Das ist wichtig, weil man es danach zur Anzeige bringen kann?
Genau, wenn man es später anzeigen möchte oder muss, ist es natürlich wichtig, etwas in der Hand zu haben.
Wer steckt hinter eurem Beratungsteam?
Wir sind zehn ehrenamtliche Jugendliche zwischen 15 und 21 Jahren, die beraten. Darunter sind Menschen, die schon selbst von Cybermobbing betroffen waren, aber auch solche, die es in ihrem Umfeld mitbekommen haben oder sich einfach engagieren möchten. Das ist ein großes Alleinstellungsmerkmal unserer Plattform, dass wir durch unser Alter und unsere eigenen Erfahrungen so nah am Thema sind.
Ihr bietet also eine Beratung auf Augenhöhe an?
Ja, es fällt natürlich einfacher, sich an jemanden zu wenden, der etwas von dem Thema versteht und damit letztlich auch aufgewachsen ist.
Du selbst musstest auch Erfahrungen mit Mobbing im Internet machen.
Ja, ich war auch von Cybermobbing betroffen, nachdem ich einer Mitschülerin geholfen habe, die im Internet gemobbt wurde. So wurde ich letztlich selbst zur Zielscheibe. Ich wurde beleidigt und bedroht – teilweise anonym, teilweise mit Klarnamen – und das wurde zum Teil auch öffentlich verbreitet zusammen mit unseren Adressen. Es war eine schwierige Zeit.
Und wie ging es weiter?
Die Geschichte hat dann ein unschönes Ende genommen. Aufgrund der Angriffe hat meine Mitschülerin die Schule gewechselt. Das ist natürlich unschön, weil so am Ende die Täter gewonnen haben, aber die Mitschülerin hat keinen anderen Ausweg gesehen.
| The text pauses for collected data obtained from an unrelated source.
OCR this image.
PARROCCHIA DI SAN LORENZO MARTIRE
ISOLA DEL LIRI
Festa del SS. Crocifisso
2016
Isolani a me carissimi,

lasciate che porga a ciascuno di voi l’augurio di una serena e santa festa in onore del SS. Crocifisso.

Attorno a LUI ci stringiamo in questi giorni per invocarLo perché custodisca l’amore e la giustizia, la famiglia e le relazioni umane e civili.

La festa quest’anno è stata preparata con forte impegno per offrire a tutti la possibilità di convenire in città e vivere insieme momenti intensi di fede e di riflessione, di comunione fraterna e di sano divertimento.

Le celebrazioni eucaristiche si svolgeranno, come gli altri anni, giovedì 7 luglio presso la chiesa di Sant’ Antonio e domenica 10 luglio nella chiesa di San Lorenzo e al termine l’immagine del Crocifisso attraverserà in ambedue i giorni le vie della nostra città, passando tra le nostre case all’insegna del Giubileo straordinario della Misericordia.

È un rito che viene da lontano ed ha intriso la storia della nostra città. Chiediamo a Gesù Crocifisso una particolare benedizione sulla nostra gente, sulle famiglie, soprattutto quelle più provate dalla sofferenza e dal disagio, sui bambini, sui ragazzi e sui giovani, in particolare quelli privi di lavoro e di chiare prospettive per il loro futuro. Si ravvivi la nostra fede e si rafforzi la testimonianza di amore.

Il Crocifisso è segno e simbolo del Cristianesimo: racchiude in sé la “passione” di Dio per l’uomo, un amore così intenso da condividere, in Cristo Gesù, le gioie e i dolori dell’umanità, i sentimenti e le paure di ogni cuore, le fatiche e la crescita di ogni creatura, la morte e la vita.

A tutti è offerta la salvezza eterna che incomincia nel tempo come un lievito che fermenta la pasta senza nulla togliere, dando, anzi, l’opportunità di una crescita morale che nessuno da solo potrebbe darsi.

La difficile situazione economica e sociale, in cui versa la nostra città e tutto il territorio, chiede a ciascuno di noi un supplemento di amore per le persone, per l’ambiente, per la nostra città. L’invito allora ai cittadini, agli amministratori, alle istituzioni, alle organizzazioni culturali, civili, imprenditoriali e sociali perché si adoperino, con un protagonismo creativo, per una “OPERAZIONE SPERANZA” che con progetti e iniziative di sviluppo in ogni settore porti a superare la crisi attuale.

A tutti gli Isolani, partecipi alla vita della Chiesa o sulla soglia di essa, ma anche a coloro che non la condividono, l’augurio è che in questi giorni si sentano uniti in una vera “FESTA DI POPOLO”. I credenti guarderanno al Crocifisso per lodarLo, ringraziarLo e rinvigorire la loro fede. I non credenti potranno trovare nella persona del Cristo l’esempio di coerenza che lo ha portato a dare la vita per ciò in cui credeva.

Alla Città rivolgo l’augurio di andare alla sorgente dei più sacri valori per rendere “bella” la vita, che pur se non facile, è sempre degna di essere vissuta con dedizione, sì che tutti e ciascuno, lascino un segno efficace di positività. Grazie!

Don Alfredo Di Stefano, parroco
Damit das nicht mehr so häufig passiert, ist die Plattform an den Start gegangen. Was ist euer Ziel?
Unser Ziel ist es, dass jeder Schüler, der von Cybermobbing betroffen ist, eine erste Hilfe bei uns finden kann. Uns ist es ein großes Anliegen, den Betroffenen zu helfen und schnell und effektiv erreichbar zu sein. Deswegen versuchen wir unser Angebot jetzt auch bekannter zu machen, damit wir möglichst vielen Menschen helfen können.